DOJ Intensifies Tech Merger Scrutiny with New Guidelines

2 min read

The DOJ aims for stricter tech merger reviews, limiting future industry consolidations.

Why it matters: Legal professionals must reassess merger strategies due to increased scrutiny, impacting legal tech innovation and acquisitions.

  • The DOJ finalized 2023 Merger Guidelines on Dec. 18, 2023.
  • Increased scrutiny on tech platform mergers, particularly in digital markets.
  • Recent structural remedies applied in Synopsys-Ansys and Keysight-Spirent mergers.
  • Focus on ensuring mergers do not harm competition or innovation.

The Department of Justice (DOJ) is intensifying scrutiny on technology platform mergers, as outlined in the newly finalized 2023 Merger Guidelines issued on December 18. This move addresses the growing complexity of digital and multi-platform markets, where competitive dynamics are rapidly evolving.

The DOJ has actively pursued interventions in mergers that threaten competitive balance. For instance, structural remedies were necessary in the Synopsys-Ansys and Keysight-Spirent mergers to safeguard market diversity, compelling companies to divest certain assets (MWE analysis).

A prominent case involves Google, already under scrutiny for dominance in the advertising technology sector (Google case details). Such cases highlight the DOJ's focus on preventing monopolistic behaviors and promoting fairness for smaller market players.

Roger Alford, Principal Deputy Assistant Attorney General, has underscored the agency's commitment to vigilant tech acquisition reviews, advocating for competitive neutrality (DLA Piper analysis).

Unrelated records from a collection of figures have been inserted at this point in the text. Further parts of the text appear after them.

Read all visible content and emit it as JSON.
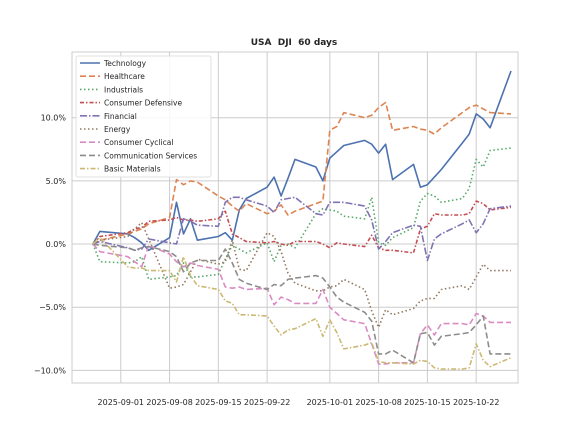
{
  "chart_data": {
    "type": "line",
    "title": "USA  DJI  60 days",
    "xlabel": "",
    "ylabel": "",
    "ylim": [
      -11.0,
      15.2
    ],
    "xlim": [
      "2025-08-25",
      "2025-10-28"
    ],
    "y_tick_values": [
      -10,
      -5,
      0,
      5,
      10
    ],
    "y_tick_labels": [
      "−10.0%",
      "−5.0%",
      "0.0%",
      "5.0%",
      "10.0%"
    ],
    "x_tick_values": [
      "2025-09-01",
      "2025-09-08",
      "2025-09-15",
      "2025-09-22",
      "2025-10-01",
      "2025-10-08",
      "2025-10-15",
      "2025-10-22"
    ],
    "x_tick_labels": [
      "2025-09-01",
      "2025-09-08",
      "2025-09-15",
      "2025-09-22",
      "2025-10-01",
      "2025-10-08",
      "2025-10-15",
      "2025-10-22"
    ],
    "grid": true,
    "legend_position": "top-left",
    "dates": [
      "2025-08-28",
      "2025-08-29",
      "2025-09-02",
      "2025-09-03",
      "2025-09-04",
      "2025-09-05",
      "2025-09-08",
      "2025-09-09",
      "2025-09-10",
      "2025-09-11",
      "2025-09-12",
      "2025-09-15",
      "2025-09-16",
      "2025-09-17",
      "2025-09-18",
      "2025-09-19",
      "2025-09-22",
      "2025-09-23",
      "2025-09-24",
      "2025-09-25",
      "2025-09-26",
      "2025-09-29",
      "2025-09-30",
      "2025-10-01",
      "2025-10-02",
      "2025-10-03",
      "2025-10-06",
      "2025-10-07",
      "2025-10-08",
      "2025-10-09",
      "2025-10-10",
      "2025-10-13",
      "2025-10-14",
      "2025-10-15",
      "2025-10-16",
      "2025-10-17",
      "2025-10-20",
      "2025-10-21",
      "2025-10-22",
      "2025-10-23",
      "2025-10-24",
      "2025-10-27"
    ],
    "series": [
      {
        "name": "Technology",
        "color": "#4c72b0",
        "dash": "solid",
        "values": [
          0,
          1.0,
          0.8,
          0.5,
          0.1,
          -0.5,
          0.5,
          3.3,
          0.8,
          2.0,
          0.3,
          0.6,
          0.9,
          0.3,
          2.7,
          3.6,
          4.5,
          5.3,
          3.8,
          5.2,
          6.7,
          6.1,
          5.0,
          6.8,
          7.3,
          7.8,
          8.2,
          7.9,
          7.2,
          7.9,
          5.1,
          6.3,
          4.5,
          4.7,
          5.3,
          5.9,
          8.0,
          8.7,
          10.3,
          9.9,
          9.2,
          13.7
        ]
      },
      {
        "name": "Healthcare",
        "color": "#dd8452",
        "dash": "6,3",
        "values": [
          0,
          0.3,
          0.8,
          1.0,
          1.2,
          1.6,
          2.1,
          5.1,
          4.7,
          5.0,
          4.9,
          3.8,
          3.5,
          3.0,
          2.6,
          3.2,
          2.4,
          2.6,
          3.1,
          2.3,
          2.6,
          3.2,
          3.4,
          9.0,
          9.3,
          10.4,
          10.0,
          10.2,
          10.8,
          11.2,
          9.0,
          9.3,
          9.1,
          9.0,
          8.7,
          9.2,
          10.4,
          10.8,
          11.0,
          10.7,
          10.4,
          10.3
        ]
      },
      {
        "name": "Industrials",
        "color": "#55a868",
        "dash": "1.5,2.5",
        "values": [
          0,
          -1.4,
          -1.5,
          -1.4,
          -1.0,
          -2.8,
          -2.6,
          -2.5,
          -1.5,
          -2.6,
          -2.6,
          -2.4,
          -1.2,
          -0.1,
          -0.4,
          -0.7,
          0.1,
          -1.4,
          -0.1,
          0.0,
          -0.3,
          2.4,
          2.8,
          2.7,
          2.6,
          2.2,
          2.0,
          3.7,
          0.1,
          -0.1,
          0.5,
          1.3,
          3.4,
          4.0,
          3.8,
          3.3,
          3.6,
          4.4,
          6.7,
          6.1,
          7.4,
          7.6
        ]
      },
      {
        "name": "Consumer Defensive",
        "color": "#c44e52",
        "dash": "4,2,1.5,2",
        "values": [
          0,
          0.6,
          0.9,
          1.2,
          1.3,
          1.8,
          1.9,
          2.1,
          1.9,
          1.9,
          1.8,
          2.0,
          2.6,
          0.8,
          0.5,
          0.2,
          0.1,
          0.2,
          0.0,
          -0.1,
          0.2,
          0.2,
          0.0,
          -0.3,
          0.1,
          0.0,
          -0.2,
          0.7,
          -0.3,
          -0.5,
          -0.5,
          -0.7,
          1.2,
          1.4,
          2.4,
          2.3,
          2.3,
          2.4,
          3.4,
          3.2,
          2.7,
          2.9
        ]
      },
      {
        "name": "Financial",
        "color": "#8172b3",
        "dash": "7,2,1.5,2",
        "values": [
          0,
          0.2,
          -0.3,
          -0.5,
          -0.4,
          0.4,
          0.1,
          0.0,
          2.0,
          1.8,
          1.5,
          1.4,
          3.3,
          3.7,
          3.7,
          3.5,
          3.0,
          2.5,
          3.5,
          3.6,
          3.7,
          2.4,
          2.3,
          3.3,
          3.3,
          3.3,
          3.0,
          1.9,
          -0.4,
          0.2,
          0.9,
          1.5,
          1.4,
          -1.3,
          0.4,
          0.8,
          1.6,
          1.9,
          0.9,
          1.6,
          2.8,
          3.0
        ]
      },
      {
        "name": "Energy",
        "color": "#937860",
        "dash": "1.5,2.5",
        "values": [
          0,
          0.3,
          0.6,
          1.2,
          1.7,
          0.4,
          -3.5,
          -3.4,
          -3.2,
          -2.2,
          -1.2,
          -1.6,
          -1.4,
          0.3,
          -2.0,
          -2.1,
          0.9,
          0.6,
          -0.6,
          -2.3,
          -3.1,
          -3.7,
          -3.7,
          -3.4,
          -3.3,
          -2.8,
          -3.6,
          -5.3,
          -6.6,
          -5.2,
          -5.6,
          -5.1,
          -4.5,
          -4.3,
          -4.3,
          -3.6,
          -3.3,
          -3.6,
          -2.6,
          -1.6,
          -2.1,
          -2.1
        ]
      },
      {
        "name": "Consumer Cyclical",
        "color": "#da8bc3",
        "dash": "6,3",
        "values": [
          0,
          -0.6,
          -1.0,
          -1.4,
          -1.8,
          -0.1,
          -0.8,
          -1.4,
          -1.8,
          -1.5,
          -1.7,
          -2.0,
          -3.4,
          -3.5,
          -3.4,
          -3.6,
          -3.5,
          -4.8,
          -4.2,
          -4.4,
          -4.7,
          -4.7,
          -3.6,
          -5.0,
          -5.5,
          -6.0,
          -6.3,
          -7.9,
          -9.5,
          -9.5,
          -9.4,
          -9.4,
          -7.1,
          -6.4,
          -7.2,
          -6.3,
          -6.3,
          -6.4,
          -5.5,
          -5.7,
          -6.2,
          -6.2
        ]
      },
      {
        "name": "Communication Services",
        "color": "#8c8c8c",
        "dash": "6,3",
        "values": [
          0,
          -0.1,
          -0.3,
          -0.5,
          -0.3,
          -0.2,
          -0.6,
          -1.0,
          -2.2,
          -1.5,
          -1.3,
          -1.3,
          -0.4,
          -1.5,
          -2.8,
          -3.1,
          -3.6,
          -3.2,
          -3.3,
          -2.8,
          -2.7,
          -2.5,
          -2.7,
          -3.4,
          -4.2,
          -4.6,
          -5.4,
          -6.1,
          -8.7,
          -8.7,
          -8.4,
          -9.4,
          -7.1,
          -7.0,
          -8.0,
          -7.3,
          -7.1,
          -7.0,
          -6.4,
          -5.7,
          -8.7,
          -8.7
        ]
      },
      {
        "name": "Basic Materials",
        "color": "#ccb974",
        "dash": "5,2,1.5,2",
        "values": [
          0,
          0.5,
          -1.8,
          -1.9,
          -1.9,
          -2.1,
          -2.1,
          -3.0,
          -1.0,
          -2.5,
          -3.3,
          -3.6,
          -4.5,
          -4.7,
          -5.6,
          -5.6,
          -5.7,
          -6.5,
          -7.2,
          -6.8,
          -6.7,
          -5.9,
          -7.3,
          -6.0,
          -7.0,
          -8.3,
          -8.0,
          -7.8,
          -9.3,
          -9.4,
          -9.4,
          -9.5,
          -9.2,
          -9.3,
          -9.8,
          -9.9,
          -9.9,
          -9.8,
          -7.9,
          -9.2,
          -9.7,
          -9.0
        ]
      }
    ]
  }
}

These developments signal a pivotal shift for legal tech firms, urging them to reconsider acquisition strategies to comply with the new regulatory landscape.

By the numbers:

  • 2023 Merger Guidelines — Finalized on December 18, 2023.
  • Google's market dominance — Under DOJ scrutiny in ad tech sector.
  • Structural remedies — Applied in Synopsys-Ansys and Keysight-Spirent mergers.